The Culture of Terror

Pedro Algorta, a lawyer, showed me the fat dossier about the murder of two women. The double crime had been committed with a knife at the end of 1982, in a Montevideo suburb.

 The accused, Alma Di Agosto, had confessed. She had been in jail more than a year, & she was apparently condemned to rot there for the rest of her life.

 As is the custom, the police had raped & tortured her. After a month of continuous beatings they had extracted several confessions.

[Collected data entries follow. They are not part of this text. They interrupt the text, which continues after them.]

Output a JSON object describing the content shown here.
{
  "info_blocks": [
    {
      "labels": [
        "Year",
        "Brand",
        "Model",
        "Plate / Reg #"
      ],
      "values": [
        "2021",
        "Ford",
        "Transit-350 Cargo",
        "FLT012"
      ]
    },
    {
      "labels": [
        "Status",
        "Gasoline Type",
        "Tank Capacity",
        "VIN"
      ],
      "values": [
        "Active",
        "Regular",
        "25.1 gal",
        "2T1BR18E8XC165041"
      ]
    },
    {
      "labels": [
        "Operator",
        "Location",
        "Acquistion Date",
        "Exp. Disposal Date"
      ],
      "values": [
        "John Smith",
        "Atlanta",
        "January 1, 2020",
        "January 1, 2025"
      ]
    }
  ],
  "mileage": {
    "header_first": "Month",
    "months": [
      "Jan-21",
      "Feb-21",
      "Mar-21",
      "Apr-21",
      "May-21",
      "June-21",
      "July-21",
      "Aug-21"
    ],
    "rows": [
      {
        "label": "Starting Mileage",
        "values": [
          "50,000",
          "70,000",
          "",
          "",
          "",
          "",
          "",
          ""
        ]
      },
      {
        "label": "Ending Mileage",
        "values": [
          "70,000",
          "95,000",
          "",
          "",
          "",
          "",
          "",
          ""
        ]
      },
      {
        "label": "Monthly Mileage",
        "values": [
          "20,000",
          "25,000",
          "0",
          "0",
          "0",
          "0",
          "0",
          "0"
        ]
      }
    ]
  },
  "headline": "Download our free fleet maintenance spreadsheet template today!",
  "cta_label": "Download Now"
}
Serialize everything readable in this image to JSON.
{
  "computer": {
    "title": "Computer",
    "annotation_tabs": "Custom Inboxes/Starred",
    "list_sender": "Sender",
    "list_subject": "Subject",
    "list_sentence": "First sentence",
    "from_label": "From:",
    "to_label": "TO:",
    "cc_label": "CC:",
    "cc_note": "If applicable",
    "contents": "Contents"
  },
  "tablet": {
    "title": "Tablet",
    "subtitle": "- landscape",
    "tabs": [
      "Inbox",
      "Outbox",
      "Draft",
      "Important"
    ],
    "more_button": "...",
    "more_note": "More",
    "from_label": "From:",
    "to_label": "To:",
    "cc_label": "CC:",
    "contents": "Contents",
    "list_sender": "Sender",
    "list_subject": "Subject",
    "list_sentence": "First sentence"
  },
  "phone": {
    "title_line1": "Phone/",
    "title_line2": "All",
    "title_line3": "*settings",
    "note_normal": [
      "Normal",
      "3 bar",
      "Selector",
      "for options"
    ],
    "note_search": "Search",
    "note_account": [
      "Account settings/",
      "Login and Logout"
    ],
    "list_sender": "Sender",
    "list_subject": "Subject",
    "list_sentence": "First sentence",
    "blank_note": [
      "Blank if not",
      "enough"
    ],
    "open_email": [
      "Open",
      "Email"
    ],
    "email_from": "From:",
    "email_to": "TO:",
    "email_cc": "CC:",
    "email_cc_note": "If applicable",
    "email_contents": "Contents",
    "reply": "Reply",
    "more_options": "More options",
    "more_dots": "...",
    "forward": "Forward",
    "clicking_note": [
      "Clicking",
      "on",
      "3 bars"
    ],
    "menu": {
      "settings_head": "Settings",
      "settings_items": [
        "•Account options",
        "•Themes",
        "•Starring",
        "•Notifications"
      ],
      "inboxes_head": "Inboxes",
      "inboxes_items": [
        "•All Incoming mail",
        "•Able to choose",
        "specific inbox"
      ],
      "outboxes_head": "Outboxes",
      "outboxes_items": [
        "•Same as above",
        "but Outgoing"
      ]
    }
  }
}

Alma Di Agosto’s confessions did not much resemble each other, as she had committed the same murder in many different ways. Different people appeared in each confession, picturesque phantoms without names or addresses, because the electric cattle prod turns anyone into a prolific storyteller.

Furthermore, the author demonstrated the agility of an Olympic athlete, the strength of a fairground Amazon, & the dexterity of a professional matador. But most surprising was the wealth of detail: in each confession, the accused described with millimetric precision clothing, gestures, surroundings, positions, objects….

Alma Di Agosto was blind.

Her neighbors, who know her & loved her, were convinced she was guilty:

“Why?” asked the lawyer. 
“Because the papers say so.” 
“”But the papers lie,” said the lawyer. 
“But the radio says so too,” explained the neighbors, “and the TV!”

- Eduardo Galeano, from The Book of Embraces.